Other environmental experts think the bluefin study might be more notable for its novelty, rather than its alarm. “From a pollution standpoint, it’s incredible to have a tracer on a species to see where it travels,” says Catherine Kilduff, a staff attorney with the Center for Biological Diversity. It’s highly rare to track a species knowing exactly when it left point A and arrived at point B. And the pollutants—Cesium-134 and Cesium-137—are distinct byproducts of nuclear power, which make the source contaminant simple to identify.
The larger focus might be how marine pollutants end up affecting most land-dwellers. The ocean is filled with lots of contaminants, such as plastics, oil, and extra carbon. The one that gets the least attention might be mercury. It has a lot in common with radiation. Both are produced by generating power (radiation from nuclear; mercury from coal). Both mercury and some forms of radiation bio-accumulate, meaning the toxins stay in the body and amass in larger and larger predators. That’s why tuna, near the top of the food chain, have so much. Radiation dissipates over time with every isotopic half-life. But mercury sticks around forever.
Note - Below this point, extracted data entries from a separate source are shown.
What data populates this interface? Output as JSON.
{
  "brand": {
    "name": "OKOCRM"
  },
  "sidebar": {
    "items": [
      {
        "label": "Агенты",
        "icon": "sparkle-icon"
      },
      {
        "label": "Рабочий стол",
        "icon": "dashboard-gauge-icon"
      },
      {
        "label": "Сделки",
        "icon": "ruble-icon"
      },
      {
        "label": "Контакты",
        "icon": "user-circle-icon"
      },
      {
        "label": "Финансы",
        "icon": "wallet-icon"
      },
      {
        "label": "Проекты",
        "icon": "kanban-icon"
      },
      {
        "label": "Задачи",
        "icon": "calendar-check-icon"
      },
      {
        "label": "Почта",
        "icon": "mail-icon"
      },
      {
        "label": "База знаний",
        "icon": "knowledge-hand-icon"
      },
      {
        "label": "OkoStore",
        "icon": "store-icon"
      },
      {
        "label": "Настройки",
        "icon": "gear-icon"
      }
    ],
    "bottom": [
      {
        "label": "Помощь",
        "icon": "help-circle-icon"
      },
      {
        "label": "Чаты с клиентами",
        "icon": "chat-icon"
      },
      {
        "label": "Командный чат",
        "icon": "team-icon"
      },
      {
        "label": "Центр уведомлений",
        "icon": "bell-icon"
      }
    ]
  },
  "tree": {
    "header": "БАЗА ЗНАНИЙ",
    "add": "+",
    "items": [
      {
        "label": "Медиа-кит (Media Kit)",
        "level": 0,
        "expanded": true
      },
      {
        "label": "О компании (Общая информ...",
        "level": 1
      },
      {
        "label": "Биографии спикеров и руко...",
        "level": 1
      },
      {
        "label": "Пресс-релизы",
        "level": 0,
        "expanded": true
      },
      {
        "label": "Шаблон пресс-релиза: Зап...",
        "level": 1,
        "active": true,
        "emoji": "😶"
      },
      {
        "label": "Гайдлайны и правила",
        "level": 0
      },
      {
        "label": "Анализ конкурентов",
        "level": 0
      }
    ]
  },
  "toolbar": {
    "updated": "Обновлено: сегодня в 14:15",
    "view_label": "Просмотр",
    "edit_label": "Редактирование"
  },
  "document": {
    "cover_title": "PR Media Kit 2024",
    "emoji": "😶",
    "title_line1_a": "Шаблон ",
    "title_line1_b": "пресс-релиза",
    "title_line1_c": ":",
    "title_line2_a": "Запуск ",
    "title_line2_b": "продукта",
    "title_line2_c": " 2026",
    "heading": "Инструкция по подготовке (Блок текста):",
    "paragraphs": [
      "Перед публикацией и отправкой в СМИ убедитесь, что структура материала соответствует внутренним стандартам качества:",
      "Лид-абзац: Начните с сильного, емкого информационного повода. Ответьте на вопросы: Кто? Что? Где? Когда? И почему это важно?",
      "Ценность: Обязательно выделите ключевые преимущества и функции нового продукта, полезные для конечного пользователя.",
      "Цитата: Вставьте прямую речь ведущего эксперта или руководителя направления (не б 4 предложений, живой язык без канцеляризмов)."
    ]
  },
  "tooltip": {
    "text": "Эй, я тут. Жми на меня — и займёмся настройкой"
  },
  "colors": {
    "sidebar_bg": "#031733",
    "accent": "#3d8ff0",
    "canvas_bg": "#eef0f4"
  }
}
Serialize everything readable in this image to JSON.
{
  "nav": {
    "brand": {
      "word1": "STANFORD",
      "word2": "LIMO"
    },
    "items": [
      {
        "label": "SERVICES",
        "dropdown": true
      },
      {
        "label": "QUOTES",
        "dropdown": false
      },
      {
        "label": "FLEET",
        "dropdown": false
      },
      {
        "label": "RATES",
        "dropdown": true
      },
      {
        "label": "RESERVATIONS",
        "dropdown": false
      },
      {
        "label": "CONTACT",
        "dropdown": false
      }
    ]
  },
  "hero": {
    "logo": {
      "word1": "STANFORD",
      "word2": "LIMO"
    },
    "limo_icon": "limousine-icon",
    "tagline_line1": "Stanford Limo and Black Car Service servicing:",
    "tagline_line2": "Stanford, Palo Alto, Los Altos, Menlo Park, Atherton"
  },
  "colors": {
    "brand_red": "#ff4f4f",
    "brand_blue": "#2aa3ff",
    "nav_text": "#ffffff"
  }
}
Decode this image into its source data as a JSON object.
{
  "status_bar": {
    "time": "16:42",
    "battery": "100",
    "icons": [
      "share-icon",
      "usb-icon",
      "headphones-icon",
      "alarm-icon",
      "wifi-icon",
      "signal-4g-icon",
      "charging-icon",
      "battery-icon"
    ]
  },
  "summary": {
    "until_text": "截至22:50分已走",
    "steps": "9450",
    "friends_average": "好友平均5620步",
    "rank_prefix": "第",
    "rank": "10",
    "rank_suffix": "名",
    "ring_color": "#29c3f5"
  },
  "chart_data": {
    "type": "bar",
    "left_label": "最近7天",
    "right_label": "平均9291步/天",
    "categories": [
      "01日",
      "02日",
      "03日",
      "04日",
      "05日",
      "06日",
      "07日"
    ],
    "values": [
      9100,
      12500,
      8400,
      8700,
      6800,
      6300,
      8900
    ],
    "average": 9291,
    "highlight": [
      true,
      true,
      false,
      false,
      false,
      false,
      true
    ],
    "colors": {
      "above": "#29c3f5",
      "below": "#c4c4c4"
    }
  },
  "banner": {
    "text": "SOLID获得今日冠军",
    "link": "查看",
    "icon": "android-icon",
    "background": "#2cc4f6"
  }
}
David McGuire tests Pacific seafood for mercury with GotMercury.org, a part of the Turtle Bay Restoration Network. His team has found yellowfin tuna, a species more common to American plates, to sometimes have more than 1 part per million of mercury, the federal limit set by the FDA. Bluefin species have registered up to six times higher than federal standards. It's harder to identify the source, but burning coal, which produces organic methyl mercury, is the major global factor that has increased over the past century. “That’s what we should be focused on,” he says. “We need to change our own habits if we're concerned about our health and the health of the oceans.”
Correction: An earlier version of this article stated that eating several pounds of Pacific bluefin could make someone feel sick. In fact, the threshold for illness or risk of cancer would be significantly higher and could not possibly be consumed in one sitting.